Ayer me hablaron de una situación que ya debería estar desterrada de la condición humana: el que una persona le imponga algo a otra fuera del ámbito laboral.
En una empresa existen un jefe, o jefa y unos empleados o empleadas. El jefe da a sus empleados unas instrucciones de trabajo y los empleados deben cumplir esas instrucciones. Correcto.
Pero fuera del mundo laboral, nadie es jefe de nadie, y nadie es quién para decir a otra persona lo que tiene que hacer.
Sí que es necesario dar unas pautas de comportamiento a los niños, en su educación como personas, para que hablen, piensen y actúen como es debido. Pero en lo que respecta a los adultos, nadie puede decirle a nadie cómo debe vestirse, ni dónde tiene que entrar o dónde no, ni si tiene que comprar una cosa o no, siempre que la otra persona sea responsable y consciente de sí mismo, porque ya es mayorcita para saber dónde se mete o lo que hace.
Si es el caso de un discapacitado mental o de un cleptómano, pirómano o alguien en circunstancias similares, es necesario tenerlo controlado, principalmente para que no se haga daño a sí mismo ni se lo haga a nadie.
Pero repito, en el caso del común de las personas, con una inteligencia normal, nadie puede mandar sobre nadie, ni maridos sobre esposas, ni novias sobre novios, ni hombres sobre mujeres ni viceversa.
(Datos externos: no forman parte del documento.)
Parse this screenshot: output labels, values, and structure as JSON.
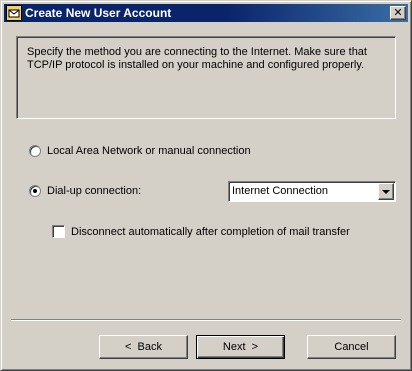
{
  "window": {
    "title": "Create New User Account",
    "close_symbol": "✕"
  },
  "info": {
    "text": "Specify the method you are connecting to the Internet. Make sure that TCP/IP protocol is installed on your machine and configured properly."
  },
  "options": {
    "lan_label": "Local Area Network or manual connection",
    "lan_selected": false,
    "dialup_label": "Dial-up connection:",
    "dialup_selected": true,
    "dialup_connection_value": "Internet Connection",
    "disconnect_label": "Disconnect automatically after completion of mail transfer",
    "disconnect_checked": false
  },
  "buttons": {
    "back_label": "<  Back",
    "next_label": "Next  >",
    "cancel_label": "Cancel"
  },
  "colors": {
    "titlebar_start": "#0a246a",
    "titlebar_end": "#3a6ea5",
    "dialog_face": "#d4d0c8"
  }
}
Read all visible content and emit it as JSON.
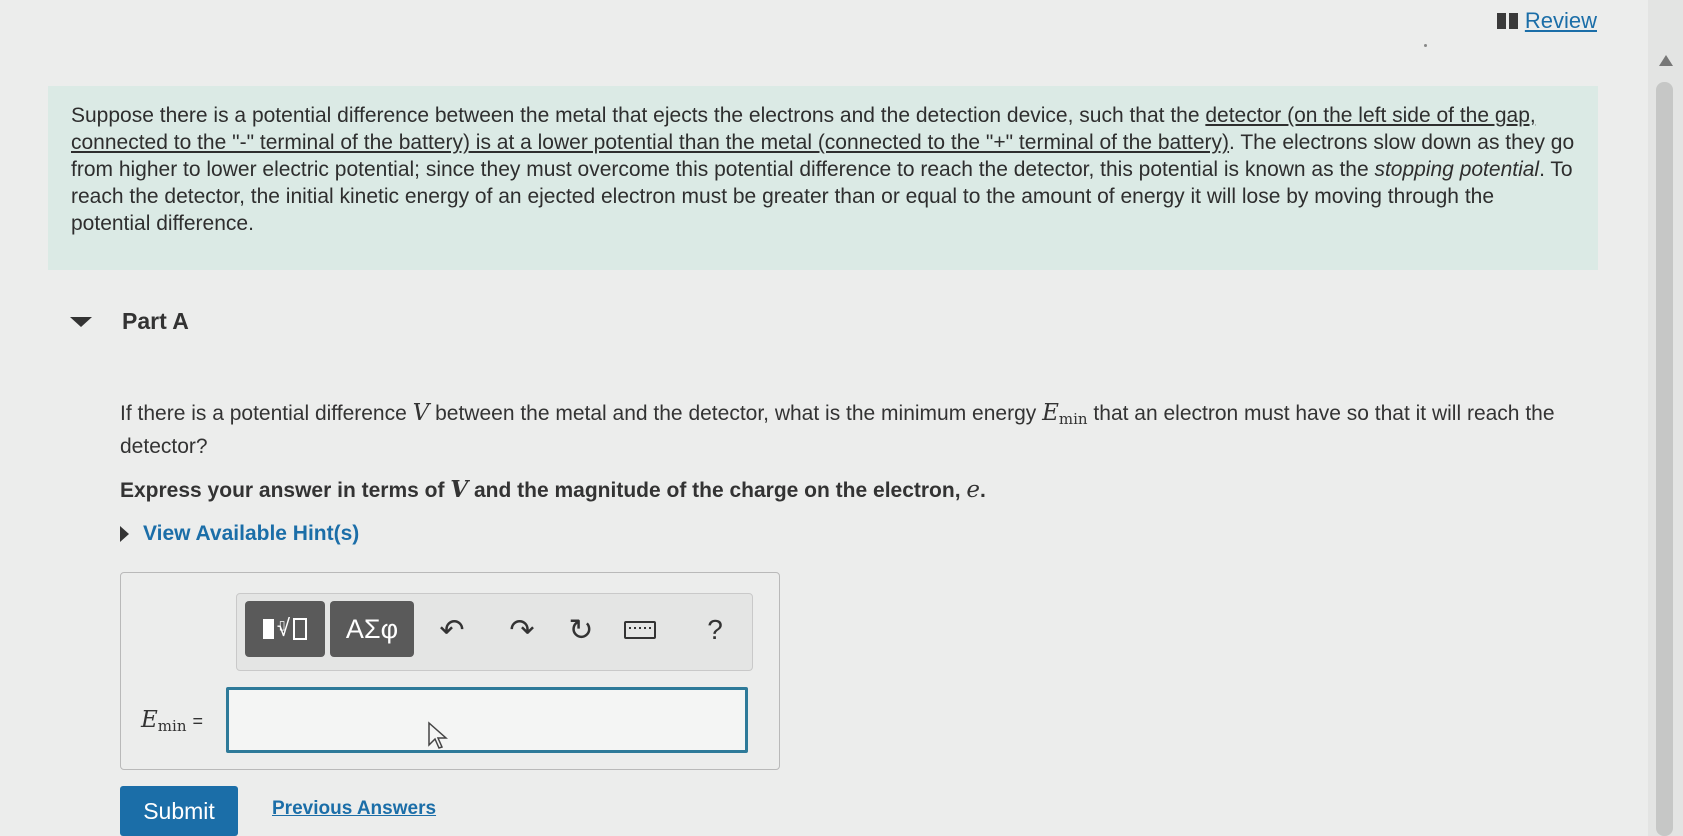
{
  "header": {
    "review_label": "Review"
  },
  "intro": {
    "text_1": "Suppose there is a potential difference between the metal that ejects the electrons and the detection device, such that the ",
    "underlined": "detector (on the left side of the gap, connected to the \"-\" terminal of the battery) is at a lower potential than the metal (connected to the \"+\" terminal of the battery)",
    "text_2": ". The electrons slow down as they go from higher to lower electric potential; since they must overcome this potential difference to reach the detector, this potential is known as the ",
    "italic": "stopping potential",
    "text_3": ". To reach the detector, the initial kinetic energy of an ejected electron must be greater than or equal to the amount of energy it will lose by moving through the potential difference."
  },
  "part": {
    "title": "Part A"
  },
  "question": {
    "text_1": "If there is a potential difference ",
    "var_v": "V",
    "text_2": " between the metal and the detector, what is the minimum energy ",
    "var_e": "E",
    "var_e_sub": "min",
    "text_3": " that an electron must have so that it will reach the detector?"
  },
  "instruction": {
    "text_1": "Express your answer in terms of ",
    "var_v": "V",
    "text_2": " and the magnitude of the charge on the electron, ",
    "var_e": "e",
    "text_3": "."
  },
  "hints": {
    "label": "View Available Hint(s)"
  },
  "toolbar": {
    "symbols_label": "ΑΣφ",
    "undo_glyph": "↶",
    "redo_glyph": "↷",
    "reset_glyph": "↻",
    "help_label": "?",
    "icons": [
      "templates-icon",
      "symbols-icon",
      "undo-icon",
      "redo-icon",
      "reset-icon",
      "keyboard-icon",
      "help-icon"
    ]
  },
  "answer": {
    "label_var": "E",
    "label_sub": "min",
    "label_eq": "=",
    "value": ""
  },
  "actions": {
    "submit_label": "Submit",
    "previous_answers_label": "Previous Answers"
  },
  "colors": {
    "accent": "#1b6ea8",
    "intro_bg": "#dbeae5",
    "input_border": "#2e7a99",
    "page_bg": "#ecedec"
  }
}
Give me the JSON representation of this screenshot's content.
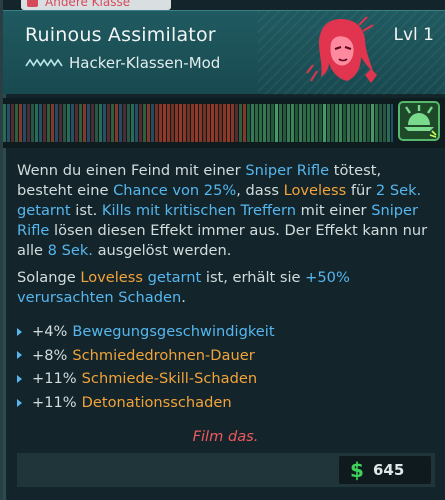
{
  "header": {
    "category_tag": "Andere Klasse",
    "title": "Ruinous Assimilator",
    "subtitle": "Hacker-Klassen-Mod",
    "level": "Lvl 1"
  },
  "description": {
    "p1": [
      {
        "text": "Wenn du einen Feind mit einer ",
        "style": "plain"
      },
      {
        "text": "Sniper Rifle",
        "style": "blue"
      },
      {
        "text": " tötest, besteht eine ",
        "style": "plain"
      },
      {
        "text": "Chance von 25%",
        "style": "blue"
      },
      {
        "text": ", dass ",
        "style": "plain"
      },
      {
        "text": "Loveless",
        "style": "orange"
      },
      {
        "text": " für ",
        "style": "plain"
      },
      {
        "text": "2 Sek.",
        "style": "blue"
      },
      {
        "text": " ",
        "style": "plain"
      },
      {
        "text": "getarnt",
        "style": "blue"
      },
      {
        "text": " ist. ",
        "style": "plain"
      },
      {
        "text": "Kills mit kritischen Treffern",
        "style": "blue"
      },
      {
        "text": " mit einer ",
        "style": "plain"
      },
      {
        "text": "Sniper Rifle",
        "style": "blue"
      },
      {
        "text": " lösen diesen Effekt immer aus. Der Effekt kann nur alle ",
        "style": "plain"
      },
      {
        "text": "8 Sek.",
        "style": "blue"
      },
      {
        "text": " ausgelöst werden.",
        "style": "plain"
      }
    ],
    "p2": [
      {
        "text": "Solange ",
        "style": "plain"
      },
      {
        "text": "Loveless",
        "style": "orange"
      },
      {
        "text": " ",
        "style": "plain"
      },
      {
        "text": "getarnt",
        "style": "blue"
      },
      {
        "text": " ist, erhält sie ",
        "style": "plain"
      },
      {
        "text": "+50% verursachten Schaden",
        "style": "blue"
      },
      {
        "text": ".",
        "style": "plain"
      }
    ]
  },
  "stats": [
    {
      "value": "+4%",
      "label": "Bewegungsgeschwindigkeit",
      "color": "blue"
    },
    {
      "value": "+8%",
      "label": "Schmiededrohnen-Dauer",
      "color": "orange"
    },
    {
      "value": "+11%",
      "label": "Schmiede-Skill-Schaden",
      "color": "orange"
    },
    {
      "value": "+11%",
      "label": "Detonationsschaden",
      "color": "orange"
    }
  ],
  "flavor_text": "Film das.",
  "price": {
    "currency_icon": "dollar-icon",
    "amount": "645"
  },
  "icons": {
    "category": "class-mod-icon",
    "subtitle": "hacker-chevrons-icon",
    "portrait": "loveless-portrait-icon",
    "skill": "drone-skill-icon"
  },
  "colors": {
    "header_bg": "#1f5a60",
    "body_bg": "#13252a",
    "highlight_blue": "#56b6ef",
    "highlight_orange": "#f2a33a",
    "flavor_red": "#f0585f",
    "price_green": "#3fd35a"
  }
}
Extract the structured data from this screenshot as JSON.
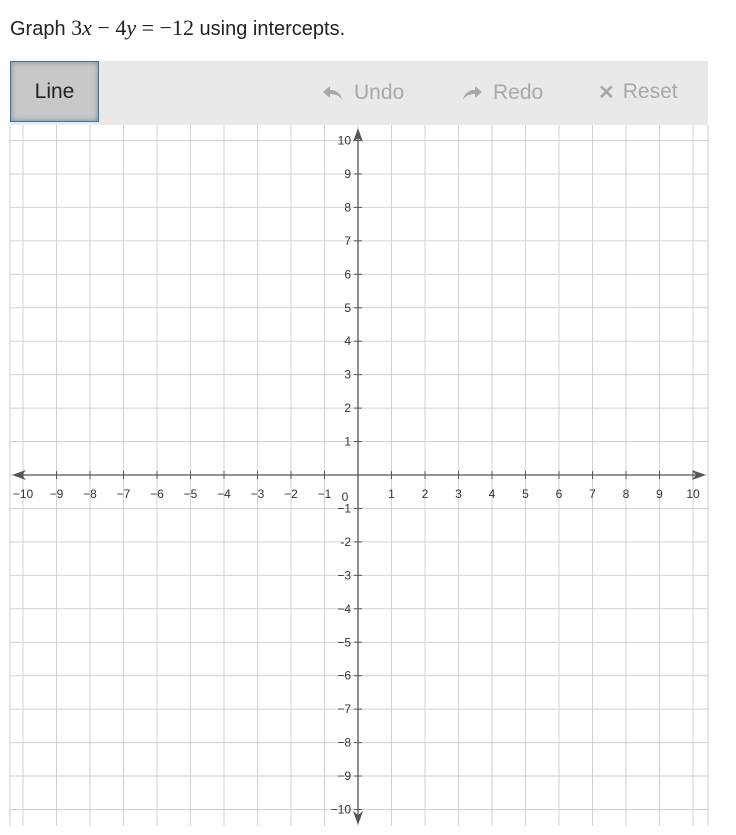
{
  "prompt": {
    "lead": "Graph",
    "equation": {
      "a": "3",
      "x": "x",
      "op": "−",
      "b": "4",
      "y": "y",
      "eq": "=",
      "c": "−12"
    },
    "tail": "using intercepts."
  },
  "toolbar": {
    "line_label": "Line",
    "undo_label": "Undo",
    "redo_label": "Redo",
    "reset_label": "Reset",
    "icons": {
      "undo": "undo-arrow-icon",
      "redo": "redo-arrow-icon",
      "reset": "close-x-icon"
    },
    "disabled_color": "#a8a8a8"
  },
  "chart_data": {
    "type": "scatter",
    "xlim": [
      -10,
      10
    ],
    "ylim": [
      -10,
      10
    ],
    "x_ticks": [
      -10,
      -9,
      -8,
      -7,
      -6,
      -5,
      -4,
      -3,
      -2,
      -1,
      1,
      2,
      3,
      4,
      5,
      6,
      7,
      8,
      9,
      10
    ],
    "y_ticks": [
      10,
      9,
      8,
      7,
      6,
      5,
      4,
      3,
      2,
      1,
      -1,
      -2,
      -3,
      -4,
      -5,
      -6,
      -7,
      -8,
      -9,
      -10
    ],
    "x_tick_labels": [
      "−10",
      "−9",
      "−8",
      "−7",
      "−6",
      "−5",
      "−4",
      "−3",
      "−2",
      "−1",
      "1",
      "2",
      "3",
      "4",
      "5",
      "6",
      "7",
      "8",
      "9",
      "10"
    ],
    "y_tick_labels": [
      "10",
      "9",
      "8",
      "7",
      "6",
      "5",
      "4",
      "3",
      "2",
      "1",
      "−1",
      "-2",
      "−3",
      "−4",
      "−5",
      "−6",
      "−7",
      "−8",
      "−9",
      "−10"
    ],
    "origin_label": "0",
    "grid": true,
    "series": []
  }
}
Porque existe el libre albedrío.
El libre albedrío es la libertad de acción, el que nosotros podamos hacer lo que queramos cuando queramos. Claro que ese libre albedrío tiene unos límites, que chocan con los límites del resto de las personas.
Por lo tanto, actuemos en consecuencia, seamos libres de ir donde queramos, de hablar con quien queramos y de hacer lo que queramos, siempre y cuando esas acciones no perjudiquen a otras personas, y asímismo el resto de las personas tampoco pueden hacer cosas que puedan perjudicarnos.
Hay espacio y recursos suficientes para todos en este mundo. Compartamos la vida, y a todos nos irá mejor.